NSLLM bridges LLMs and neuroscience
Large language models (LLMs) have become critical tools in the pursuit of artificial general intelligence (AGI). However, as the user base expands and the frequency of use increases, the development of these models incurs significant computational and memory costs, limiting their potential to serve as fundamental infrastructure for human society. Furthermore, current LLMs generally lack interpretation: opaque decision-making and optimization processes make it difficult to ensure reliability and fairness in high-risk areas such as healthcare and finance. In contrast, the human brain performs complex tasks with less than 20 watts of power, while exhibiting remarkable transparency in its cognitive processes. This stark contrast highlights the gap between LLMs and human knowledge and presents a double challenge: on the one hand, improving the computational performance of LLMs is necessary to improve energy efficiency and conserve resources. On the other hand, enhancing their interpretability is crucial for a better understanding of the interactions and functions of components in large-scale systems.

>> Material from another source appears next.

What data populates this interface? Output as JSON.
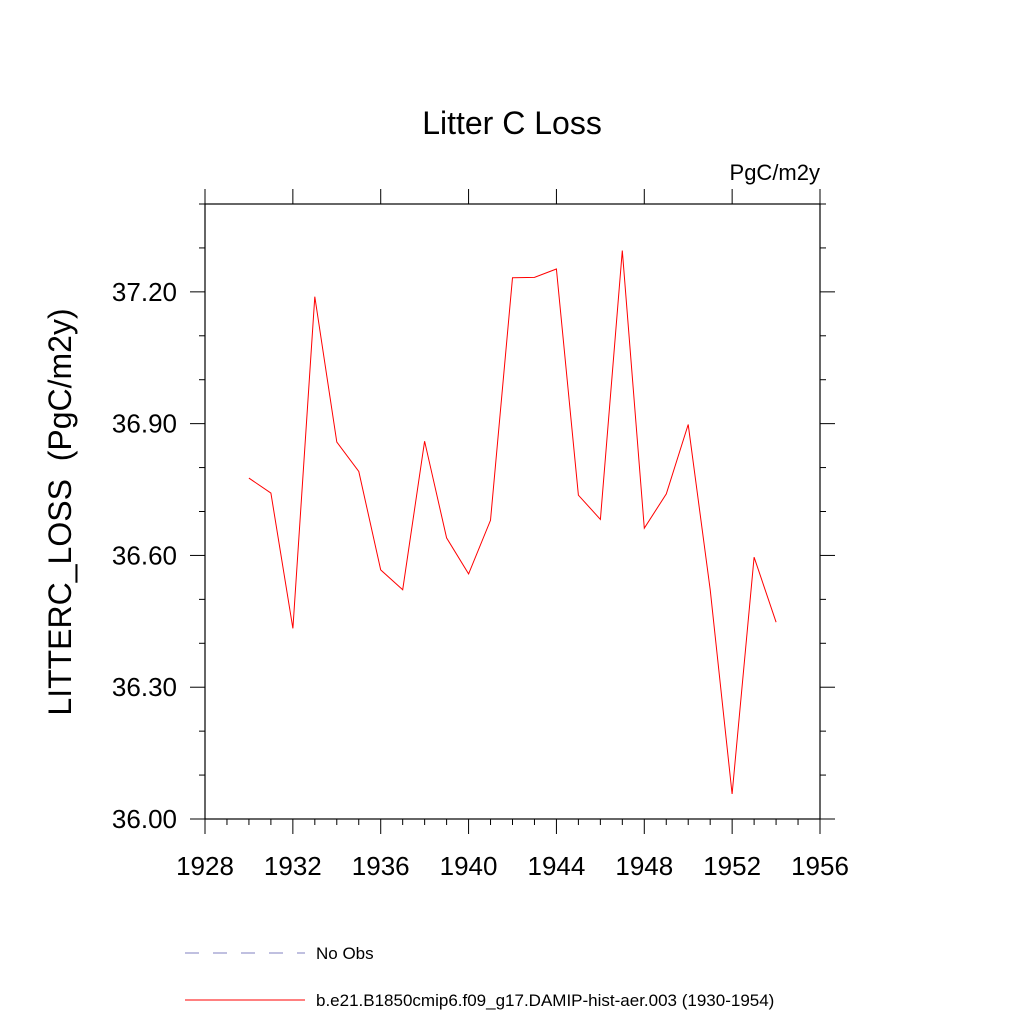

To overcome the cross-disciplinary bottleneck, this study proposes a unified framework that converts conventional LLMs into NSLLMs by performing integer measurement and binary spike conversion, while incorporating a spike-based linear attention mechanism. This framework bridges neuroscience and large language models, offering a platform for applying neuroscience tools to LLMs. By introducing integer training with binary inference, the outputs of standard LLMs are transformed into spike representations, allowing neuroscience tools to analyze information processing.
LLM ultra-low power hardware-software without MatMul
To validate the energy efficiency of the approach, the study implements a custom MatMul-free computing architecture for a billion-parameter scale model on an FPGA platform. Specifically, a level-based quantization strategy and hierarchical sensitivity metrics are used to evaluate the impact of each level on quantization loss, allowing the formulation of an optimal mixed-time-step spike model that achieves competitive performance under low-bit quantization. In addition, a quantization-assisted thinning strategy is introduced to reshape the membrane potential distribution and shift the quantization mapping probability toward lower integer values, significantly reducing the spike firing rate and further improving model performance. In the VCK190 FPGA, a MatMul-free hardware core is designed that completely eliminates the matrix multiplication operations in NSLLM, reducing the dynamic power consumption to 13.849 W and increasing the throughput to 161.8 tokens/s. Compared to an A800 GPU, this approach achieves 19.8× higher energy efficiency, 21.3× memory savings, and 2.2× higher inference performance.
Improved interpretability through spike neural populations
By converting the behavior of LLMs into neuronal dynamical representations—such as spike trains—through the NSLLM framework, we can analyze both their neuron’s dynamical properties (e.g., randomness quantified by Kolmogorov-Sinai entropy) and their information processing characteristics (e.g., Shannon entropy and mutual information). This allows a clearer interpretation of the computational roles played by NSLLMs. Experimental results show that the model encodes information more efficiently when processing unambiguous text, allowing it to distinguish between ambiguous and unambiguous inputs (for example, middle layers show higher normalized mutual information for ambiguous sentences. stronger information transmission ability. Furthermore, the positive correlation between mutual information and Shannon entropy suggests that layers with higher information capacity are better at preserving key input features. By incorporating the of neural dynamics with information theory measures, this framework provides a biologically inspired interpretability for LLM mechanisms while significantly reducing data requirements.
Neuroscience research has shown that the human brain achieves energy-efficient information processing through event-based sparse computations, improving both communication efficiency and system interpretability. Building on this principle, the team developed an interdisciplinary unified framework that introduces a neuromorphic alternative to traditional LLMs, while providing performance on par with similarly scaled mainstream models in common sense and a range of more complex large-model tasks such as reading comprehension, answering world knowledge questions, and mathematics. This framework not only advances the frontiers of energy-efficient artificial intelligence, but also offers new perspectives on the interpretability of large language models and provides valuable insights for the design of future neuromorphic chips.